Melantik atau tidak calon Kapolri sepenuhnya menjadi hak prerogatif Presiden Joko Widodo. Namun demikian sejak dulu sampai kini PDIP terus mendesak Jokowi untuk segera melantik Komjen Budi menjadi Kapolri.
Minggu lalu, mungkin karena desakan keras itu, kemudian Jokowi memilih kalimat bijak saat mengumumkan penundaan pelantikan Komjen Budi yang konon punya hubungan baik dengan Ketum PDIP Megawati Soekarnoputri itu.
SCROLL TO CONTINUE WITH CONTENT
Namun keputusan Jokowi yang dipandang pro pemberantasan korupsi tersebut diapresiasi banyak pihak. Jokowi seperti memberi angin segar kepada KPK untuk terus bergerak maju memberantas korupsi.
Namun di sisi lain PDIP dan sejumlah partai koalisi pendukung pemerintahan malah bersikap sebaliknya. PDIP yang menjadi partai pengusung Jokowi justru tak membiarkan Jokowi menggunakan hak prerogatifnya dengan tenang. PDIP sampai saat ini masih mendesak Jokowi segera melantik Komjen Budi jadi Kapolri.

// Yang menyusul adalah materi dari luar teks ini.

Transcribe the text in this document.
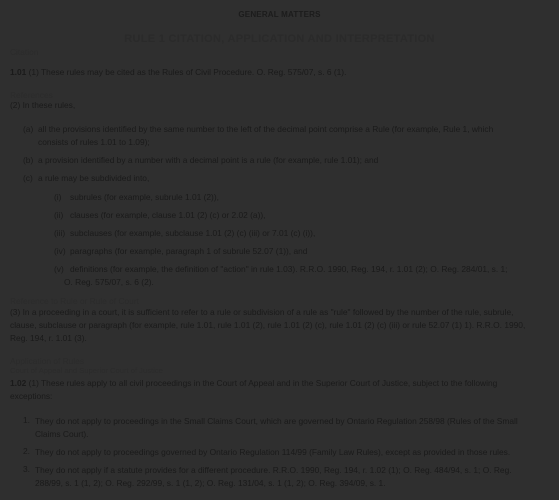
GENERAL MATTERS
RULE 1 CITATION, APPLICATION AND INTERPRETATION
Citation
1.01 (1) These rules may be cited as the Rules of Civil Procedure. O. Reg. 575/07, s. 6 (1).
References
(2) In these rules,
(a) all the provisions identified by the same number to the left of the decimal point comprise a Rule (for example, Rule 1, which
consists of rules 1.01 to 1.09);
(b) a provision identified by a number with a decimal point is a rule (for example, rule 1.01); and
(c) a rule may be subdivided into,
(i) subrules (for example, subrule 1.01 (2)),
(ii) clauses (for example, clause 1.01 (2) (c) or 2.02 (a)),
(iii) subclauses (for example, subclause 1.01 (2) (c) (iii) or 7.01 (c) (i)),
(iv) paragraphs (for example, paragraph 1 of subrule 52.07 (1)), and
(v) definitions (for example, the definition of "action" in rule 1.03). R.R.O. 1990, Reg. 194, r. 1.01 (2); O. Reg. 284/01, s. 1;
O. Reg. 575/07, s. 6 (2).
Reference to Rule or Rule of Court
(3) In a proceeding in a court, it is sufficient to refer to a rule or subdivision of a rule as "rule" followed by the number of the rule, subrule, clause, subclause or paragraph (for example, rule 1.01, rule 1.01 (2), rule 1.01 (2) (c), rule 1.01 (2) (c) (iii) or rule 52.07 (1) 1). R.R.O. 1990, Reg. 194, r. 1.01 (3).
Application of Rules
Court of Appeal and Superior Court of Justice
1.02 (1) These rules apply to all civil proceedings in the Court of Appeal and in the Superior Court of Justice, subject to the following exceptions:
1. They do not apply to proceedings in the Small Claims Court, which are governed by Ontario Regulation 258/98 (Rules of the Small Claims Court).
2. They do not apply to proceedings governed by Ontario Regulation 114/99 (Family Law Rules), except as provided in those rules.
3. They do not apply if a statute provides for a different procedure. R.R.O. 1990, Reg. 194, r. 1.02 (1); O. Reg. 484/94, s. 1; O. Reg. 288/99, s. 1 (1, 2); O. Reg. 292/99, s. 1 (1, 2); O. Reg. 131/04, s. 1 (1, 2); O. Reg. 394/09, s. 1.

"Kami tetap, posisi politik kita tetap ingin Presiden Jokowi melantik Budi Gunawan. Harapan kita kejadian ini tidak membuat turbulensi politik di DPR," kata Wakil Ketua Komisi III Trimedya Panjaitan di gedung DPR, Jakarta, Selasa (20/1/2015) kemarin.
Trimedya memang membenarkan ada titah dari Megawati Soekarnoputri untuk memuluskan Komjen Budi di fit and proper test di DPR. Kebetulan pasca Komjen Budi lolos uji kelayakan di DPR, Trimedya dilantik menjadi Wakil Ketua Komisi III DPR.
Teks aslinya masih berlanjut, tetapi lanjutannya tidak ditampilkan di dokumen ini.